The strategy was not just to suppress the Hurriyat but to render it obsolete by exposing its internal contradictions, choking funding, cutting it off from the people.

- ABHINANDAN MISHRA

Not a few years ago, Kashmir separatist leader Bilal Lone had famously declared that the Kashmir issue could only be solved through a full-fledged war, and that the separatist groups, including the All Parties Hurriyat Conference (APHC), would continue to exist until Kashmir itself existed.

At the time, these words did not appear to be exaggerated—Hurriyat was the driver of how things moved in the Valley. Whether the Valley functioned or would shut down was decided by a single call from the Hurriyat Conference.

Six years after the abrogation of Article 370, Hurriyat is a defunct organisation—its leaders lost to history, like a few torn posters of “bandh” calls still stuck on the dilapidated walls of downtown Srinagar, and ignored. Even its headquarters, located on Rajbagh Road opposite Zero Bridge in Srinagar, stands deserted. Once the nerve centre of separatist coordination, the building now exists as an institution of non-consequence.

While many see 2019 as the year that ended the Hurriyat Raj in the Valley, internal observers say that the first blow was delivered in May 2014, when the Narendra Modi-led BJP came to power. By their accounts, by the end of 2017, the so-called “invincible” Hurriyat had already been shattered into pieces—though it still appeared to stand, waiting only for the final blow, which came in August 2019.

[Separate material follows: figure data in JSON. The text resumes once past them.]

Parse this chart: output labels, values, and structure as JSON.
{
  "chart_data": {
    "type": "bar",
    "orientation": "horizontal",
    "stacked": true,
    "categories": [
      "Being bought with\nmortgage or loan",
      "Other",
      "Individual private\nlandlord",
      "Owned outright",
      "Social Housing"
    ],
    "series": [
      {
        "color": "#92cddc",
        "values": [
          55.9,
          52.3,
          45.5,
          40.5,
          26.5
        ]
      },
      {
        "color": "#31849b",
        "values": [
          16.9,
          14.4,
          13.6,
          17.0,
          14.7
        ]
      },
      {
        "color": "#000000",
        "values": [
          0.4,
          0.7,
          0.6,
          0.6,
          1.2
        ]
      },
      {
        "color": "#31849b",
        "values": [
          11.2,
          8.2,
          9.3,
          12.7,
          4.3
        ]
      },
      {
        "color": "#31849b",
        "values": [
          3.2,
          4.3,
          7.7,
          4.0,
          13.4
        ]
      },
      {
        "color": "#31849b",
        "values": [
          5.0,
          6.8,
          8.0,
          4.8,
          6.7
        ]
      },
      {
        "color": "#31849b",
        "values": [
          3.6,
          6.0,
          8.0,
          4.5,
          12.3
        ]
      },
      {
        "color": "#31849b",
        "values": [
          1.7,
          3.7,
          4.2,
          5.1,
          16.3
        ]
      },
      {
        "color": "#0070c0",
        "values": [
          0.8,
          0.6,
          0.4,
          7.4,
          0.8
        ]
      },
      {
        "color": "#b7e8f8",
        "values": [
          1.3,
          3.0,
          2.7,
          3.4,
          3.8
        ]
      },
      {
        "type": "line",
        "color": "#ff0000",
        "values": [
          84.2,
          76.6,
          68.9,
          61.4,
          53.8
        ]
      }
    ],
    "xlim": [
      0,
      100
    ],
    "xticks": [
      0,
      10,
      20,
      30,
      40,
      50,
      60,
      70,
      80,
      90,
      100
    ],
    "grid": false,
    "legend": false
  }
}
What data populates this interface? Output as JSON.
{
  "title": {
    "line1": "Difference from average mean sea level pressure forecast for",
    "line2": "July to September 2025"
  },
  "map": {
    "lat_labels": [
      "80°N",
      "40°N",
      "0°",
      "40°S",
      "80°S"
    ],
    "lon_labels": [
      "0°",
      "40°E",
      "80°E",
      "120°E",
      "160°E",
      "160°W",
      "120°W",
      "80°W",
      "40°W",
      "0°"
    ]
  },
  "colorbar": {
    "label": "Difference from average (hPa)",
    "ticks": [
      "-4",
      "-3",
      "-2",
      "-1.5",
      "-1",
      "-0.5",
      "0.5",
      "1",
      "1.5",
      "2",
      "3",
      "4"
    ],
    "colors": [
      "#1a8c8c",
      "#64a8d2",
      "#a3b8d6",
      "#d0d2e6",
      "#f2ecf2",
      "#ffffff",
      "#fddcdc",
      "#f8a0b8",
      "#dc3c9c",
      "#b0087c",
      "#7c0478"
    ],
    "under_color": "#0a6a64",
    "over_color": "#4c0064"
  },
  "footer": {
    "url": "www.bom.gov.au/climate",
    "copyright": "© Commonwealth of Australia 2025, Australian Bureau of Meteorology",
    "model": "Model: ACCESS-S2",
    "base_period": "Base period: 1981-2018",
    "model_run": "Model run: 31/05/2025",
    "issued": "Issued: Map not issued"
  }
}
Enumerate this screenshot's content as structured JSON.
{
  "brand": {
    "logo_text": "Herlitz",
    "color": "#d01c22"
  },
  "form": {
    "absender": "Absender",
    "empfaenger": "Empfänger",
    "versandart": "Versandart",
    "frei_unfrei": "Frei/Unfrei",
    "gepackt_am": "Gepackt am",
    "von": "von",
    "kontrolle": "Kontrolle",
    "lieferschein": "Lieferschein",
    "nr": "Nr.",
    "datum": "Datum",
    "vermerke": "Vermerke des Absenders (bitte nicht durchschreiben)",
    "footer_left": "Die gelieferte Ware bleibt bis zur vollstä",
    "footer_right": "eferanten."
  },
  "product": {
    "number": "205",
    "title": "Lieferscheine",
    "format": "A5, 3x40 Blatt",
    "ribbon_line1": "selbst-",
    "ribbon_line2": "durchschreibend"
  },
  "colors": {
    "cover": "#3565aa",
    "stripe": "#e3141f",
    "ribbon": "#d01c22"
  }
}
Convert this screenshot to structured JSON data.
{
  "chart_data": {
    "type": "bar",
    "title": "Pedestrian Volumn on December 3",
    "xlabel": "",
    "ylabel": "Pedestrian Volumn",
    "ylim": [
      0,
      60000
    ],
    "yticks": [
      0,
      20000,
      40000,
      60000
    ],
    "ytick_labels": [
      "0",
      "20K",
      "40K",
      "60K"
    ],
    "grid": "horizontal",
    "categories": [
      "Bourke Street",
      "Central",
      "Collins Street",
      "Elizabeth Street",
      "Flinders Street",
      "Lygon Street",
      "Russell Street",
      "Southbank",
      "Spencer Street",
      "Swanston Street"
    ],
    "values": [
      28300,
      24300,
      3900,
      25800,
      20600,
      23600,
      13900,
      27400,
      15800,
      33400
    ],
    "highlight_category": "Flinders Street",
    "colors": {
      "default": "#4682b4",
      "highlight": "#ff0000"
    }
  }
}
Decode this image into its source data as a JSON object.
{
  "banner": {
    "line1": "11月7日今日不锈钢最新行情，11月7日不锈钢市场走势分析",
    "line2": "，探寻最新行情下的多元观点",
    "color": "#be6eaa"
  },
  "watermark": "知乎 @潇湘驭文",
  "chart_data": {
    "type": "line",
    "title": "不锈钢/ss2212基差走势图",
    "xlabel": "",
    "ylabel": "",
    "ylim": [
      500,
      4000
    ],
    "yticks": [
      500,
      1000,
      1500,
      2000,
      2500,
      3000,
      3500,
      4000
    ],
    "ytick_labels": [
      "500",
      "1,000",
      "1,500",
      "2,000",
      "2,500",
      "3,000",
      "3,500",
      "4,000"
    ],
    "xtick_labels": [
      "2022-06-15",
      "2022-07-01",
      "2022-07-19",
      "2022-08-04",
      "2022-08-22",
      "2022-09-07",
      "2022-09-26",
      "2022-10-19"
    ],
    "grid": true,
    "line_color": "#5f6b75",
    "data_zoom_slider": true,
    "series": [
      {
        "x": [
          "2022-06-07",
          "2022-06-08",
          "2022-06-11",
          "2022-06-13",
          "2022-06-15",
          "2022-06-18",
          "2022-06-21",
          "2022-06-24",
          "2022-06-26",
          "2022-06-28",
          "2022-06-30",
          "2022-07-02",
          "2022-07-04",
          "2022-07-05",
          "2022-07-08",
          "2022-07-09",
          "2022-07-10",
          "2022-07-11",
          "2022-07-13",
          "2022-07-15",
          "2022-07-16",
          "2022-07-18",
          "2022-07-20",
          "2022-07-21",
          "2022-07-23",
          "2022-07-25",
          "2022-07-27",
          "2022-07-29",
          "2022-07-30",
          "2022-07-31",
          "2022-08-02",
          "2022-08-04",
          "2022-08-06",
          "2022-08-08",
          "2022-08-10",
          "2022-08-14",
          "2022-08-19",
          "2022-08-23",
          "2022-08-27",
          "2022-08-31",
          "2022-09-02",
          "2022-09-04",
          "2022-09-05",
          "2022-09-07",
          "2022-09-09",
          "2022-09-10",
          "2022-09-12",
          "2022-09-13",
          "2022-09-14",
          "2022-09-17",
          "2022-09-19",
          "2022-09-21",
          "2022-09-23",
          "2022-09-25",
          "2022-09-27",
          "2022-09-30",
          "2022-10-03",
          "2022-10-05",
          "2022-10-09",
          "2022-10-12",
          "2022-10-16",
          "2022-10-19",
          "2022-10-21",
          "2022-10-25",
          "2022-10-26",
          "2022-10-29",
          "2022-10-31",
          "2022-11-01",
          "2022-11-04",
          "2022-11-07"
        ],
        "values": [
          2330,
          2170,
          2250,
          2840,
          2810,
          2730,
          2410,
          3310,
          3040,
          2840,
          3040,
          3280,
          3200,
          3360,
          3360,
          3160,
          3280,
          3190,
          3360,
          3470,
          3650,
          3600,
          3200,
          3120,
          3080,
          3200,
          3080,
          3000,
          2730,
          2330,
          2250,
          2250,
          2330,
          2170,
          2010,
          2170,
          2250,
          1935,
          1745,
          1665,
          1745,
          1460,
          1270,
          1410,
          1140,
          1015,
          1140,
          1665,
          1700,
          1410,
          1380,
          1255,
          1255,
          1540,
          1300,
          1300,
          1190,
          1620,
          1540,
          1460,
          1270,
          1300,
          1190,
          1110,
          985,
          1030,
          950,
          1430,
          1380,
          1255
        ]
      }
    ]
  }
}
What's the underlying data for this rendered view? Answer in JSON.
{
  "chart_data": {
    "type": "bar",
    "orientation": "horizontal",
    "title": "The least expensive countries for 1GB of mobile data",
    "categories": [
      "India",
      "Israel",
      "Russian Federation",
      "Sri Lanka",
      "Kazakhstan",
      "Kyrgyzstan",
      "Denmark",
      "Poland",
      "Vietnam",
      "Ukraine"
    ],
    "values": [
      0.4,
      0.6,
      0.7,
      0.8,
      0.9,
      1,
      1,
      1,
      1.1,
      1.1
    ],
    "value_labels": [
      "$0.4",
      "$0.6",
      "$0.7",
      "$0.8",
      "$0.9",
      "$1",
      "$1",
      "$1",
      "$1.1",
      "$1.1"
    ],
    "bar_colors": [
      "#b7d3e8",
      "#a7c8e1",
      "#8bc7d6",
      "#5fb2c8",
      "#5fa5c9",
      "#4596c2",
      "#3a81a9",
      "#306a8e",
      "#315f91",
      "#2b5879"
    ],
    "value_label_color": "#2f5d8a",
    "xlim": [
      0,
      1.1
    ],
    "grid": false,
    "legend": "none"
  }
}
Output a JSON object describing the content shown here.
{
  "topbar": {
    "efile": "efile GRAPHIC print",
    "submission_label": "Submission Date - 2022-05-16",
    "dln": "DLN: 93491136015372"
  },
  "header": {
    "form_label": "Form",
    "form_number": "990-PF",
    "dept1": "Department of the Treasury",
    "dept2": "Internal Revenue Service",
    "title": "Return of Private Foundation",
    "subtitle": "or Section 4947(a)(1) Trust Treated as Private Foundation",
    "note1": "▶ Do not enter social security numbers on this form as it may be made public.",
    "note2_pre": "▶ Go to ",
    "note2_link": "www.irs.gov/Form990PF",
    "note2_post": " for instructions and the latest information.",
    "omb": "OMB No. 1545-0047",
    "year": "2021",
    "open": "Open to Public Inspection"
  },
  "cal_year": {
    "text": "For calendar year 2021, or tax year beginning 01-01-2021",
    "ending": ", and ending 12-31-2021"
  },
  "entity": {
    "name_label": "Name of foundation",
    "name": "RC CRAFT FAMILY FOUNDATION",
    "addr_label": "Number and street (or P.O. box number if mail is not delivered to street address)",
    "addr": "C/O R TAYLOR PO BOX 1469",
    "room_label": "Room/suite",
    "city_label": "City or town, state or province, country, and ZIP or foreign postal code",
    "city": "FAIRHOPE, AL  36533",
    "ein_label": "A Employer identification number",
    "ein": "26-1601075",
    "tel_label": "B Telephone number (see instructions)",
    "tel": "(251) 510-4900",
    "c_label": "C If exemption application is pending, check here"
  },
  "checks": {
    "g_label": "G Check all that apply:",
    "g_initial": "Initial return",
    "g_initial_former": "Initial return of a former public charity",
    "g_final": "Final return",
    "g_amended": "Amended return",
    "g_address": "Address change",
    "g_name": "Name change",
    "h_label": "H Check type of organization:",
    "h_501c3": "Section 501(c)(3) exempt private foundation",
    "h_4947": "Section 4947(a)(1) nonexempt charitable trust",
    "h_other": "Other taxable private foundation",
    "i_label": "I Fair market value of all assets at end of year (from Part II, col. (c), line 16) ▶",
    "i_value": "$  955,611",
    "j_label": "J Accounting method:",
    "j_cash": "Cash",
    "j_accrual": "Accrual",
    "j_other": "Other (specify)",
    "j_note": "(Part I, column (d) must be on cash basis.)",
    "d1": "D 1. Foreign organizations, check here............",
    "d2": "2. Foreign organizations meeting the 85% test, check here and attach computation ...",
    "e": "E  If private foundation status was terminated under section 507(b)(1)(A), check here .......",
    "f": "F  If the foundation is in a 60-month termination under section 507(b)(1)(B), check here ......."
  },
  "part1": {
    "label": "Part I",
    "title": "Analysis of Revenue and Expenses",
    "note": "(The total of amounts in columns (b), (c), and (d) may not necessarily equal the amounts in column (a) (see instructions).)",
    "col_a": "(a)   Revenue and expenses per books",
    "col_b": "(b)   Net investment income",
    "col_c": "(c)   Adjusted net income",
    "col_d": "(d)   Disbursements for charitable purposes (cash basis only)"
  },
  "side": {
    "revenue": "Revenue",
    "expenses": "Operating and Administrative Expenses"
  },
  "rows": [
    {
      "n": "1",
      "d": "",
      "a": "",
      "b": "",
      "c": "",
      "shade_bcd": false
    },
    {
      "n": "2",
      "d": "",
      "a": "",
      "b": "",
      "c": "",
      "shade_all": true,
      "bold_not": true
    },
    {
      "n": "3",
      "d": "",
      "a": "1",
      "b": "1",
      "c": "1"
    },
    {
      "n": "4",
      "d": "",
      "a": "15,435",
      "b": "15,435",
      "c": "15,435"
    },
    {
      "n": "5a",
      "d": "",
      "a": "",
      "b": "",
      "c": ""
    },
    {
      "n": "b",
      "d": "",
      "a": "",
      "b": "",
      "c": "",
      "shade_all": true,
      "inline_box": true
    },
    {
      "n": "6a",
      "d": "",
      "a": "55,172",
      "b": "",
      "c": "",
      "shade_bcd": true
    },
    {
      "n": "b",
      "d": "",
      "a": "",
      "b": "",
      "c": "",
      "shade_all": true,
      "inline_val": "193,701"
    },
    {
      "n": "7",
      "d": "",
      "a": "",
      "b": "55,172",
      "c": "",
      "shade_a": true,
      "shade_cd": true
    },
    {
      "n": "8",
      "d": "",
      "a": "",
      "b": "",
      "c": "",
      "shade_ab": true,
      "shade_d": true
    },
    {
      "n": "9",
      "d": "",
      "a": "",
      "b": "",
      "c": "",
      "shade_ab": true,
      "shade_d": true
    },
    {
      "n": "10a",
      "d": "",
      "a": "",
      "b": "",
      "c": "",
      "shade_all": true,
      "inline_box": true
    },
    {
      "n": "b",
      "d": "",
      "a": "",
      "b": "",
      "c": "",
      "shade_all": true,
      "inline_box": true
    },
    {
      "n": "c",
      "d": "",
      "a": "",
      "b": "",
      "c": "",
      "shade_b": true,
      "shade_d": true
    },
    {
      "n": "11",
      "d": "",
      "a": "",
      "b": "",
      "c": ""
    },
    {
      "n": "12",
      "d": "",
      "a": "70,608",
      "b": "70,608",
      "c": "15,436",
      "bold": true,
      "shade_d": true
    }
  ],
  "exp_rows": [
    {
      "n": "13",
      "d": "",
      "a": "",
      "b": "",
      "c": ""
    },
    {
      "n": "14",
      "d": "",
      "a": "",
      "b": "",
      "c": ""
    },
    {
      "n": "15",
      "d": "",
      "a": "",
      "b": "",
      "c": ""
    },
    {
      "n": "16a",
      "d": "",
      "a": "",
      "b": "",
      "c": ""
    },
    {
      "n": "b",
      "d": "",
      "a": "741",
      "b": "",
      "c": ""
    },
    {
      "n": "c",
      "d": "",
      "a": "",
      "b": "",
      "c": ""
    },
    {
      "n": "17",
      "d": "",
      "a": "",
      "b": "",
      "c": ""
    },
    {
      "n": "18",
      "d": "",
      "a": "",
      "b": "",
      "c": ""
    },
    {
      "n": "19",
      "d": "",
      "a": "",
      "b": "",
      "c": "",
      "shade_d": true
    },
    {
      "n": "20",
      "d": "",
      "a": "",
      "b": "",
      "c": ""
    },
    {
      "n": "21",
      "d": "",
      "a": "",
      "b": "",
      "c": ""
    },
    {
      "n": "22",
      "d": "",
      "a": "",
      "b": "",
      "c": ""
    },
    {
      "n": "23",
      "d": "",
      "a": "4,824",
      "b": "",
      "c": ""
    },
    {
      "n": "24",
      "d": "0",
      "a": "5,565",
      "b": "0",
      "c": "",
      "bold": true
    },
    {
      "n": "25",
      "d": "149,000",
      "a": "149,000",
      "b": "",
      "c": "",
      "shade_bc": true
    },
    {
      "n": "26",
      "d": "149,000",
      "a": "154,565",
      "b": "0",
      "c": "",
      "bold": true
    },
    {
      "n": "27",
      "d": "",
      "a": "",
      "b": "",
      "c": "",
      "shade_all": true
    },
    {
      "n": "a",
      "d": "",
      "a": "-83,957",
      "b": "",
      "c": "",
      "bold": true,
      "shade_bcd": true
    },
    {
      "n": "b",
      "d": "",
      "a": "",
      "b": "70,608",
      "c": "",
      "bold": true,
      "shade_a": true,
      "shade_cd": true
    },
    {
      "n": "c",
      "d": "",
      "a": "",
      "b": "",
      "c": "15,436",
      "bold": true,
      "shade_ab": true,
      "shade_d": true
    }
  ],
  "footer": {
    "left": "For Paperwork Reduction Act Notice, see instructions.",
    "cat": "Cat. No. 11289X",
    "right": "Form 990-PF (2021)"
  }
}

At one time, the Hurriyat Conference commanded the political narrative of Kashmir’s separatist movement. Its leaders were seen as the principal voice of dissent against Indian rule in the Valley, capable of mobilising hundreds of thousands through shutdown calls, funeral processions of killed terrorists, and mass street protests. Its statements would dictate the pace of daily life in Srinagar; schools and shops would shut down on its orders; and international delegations would routinely seek meetings with its representatives during visits to India.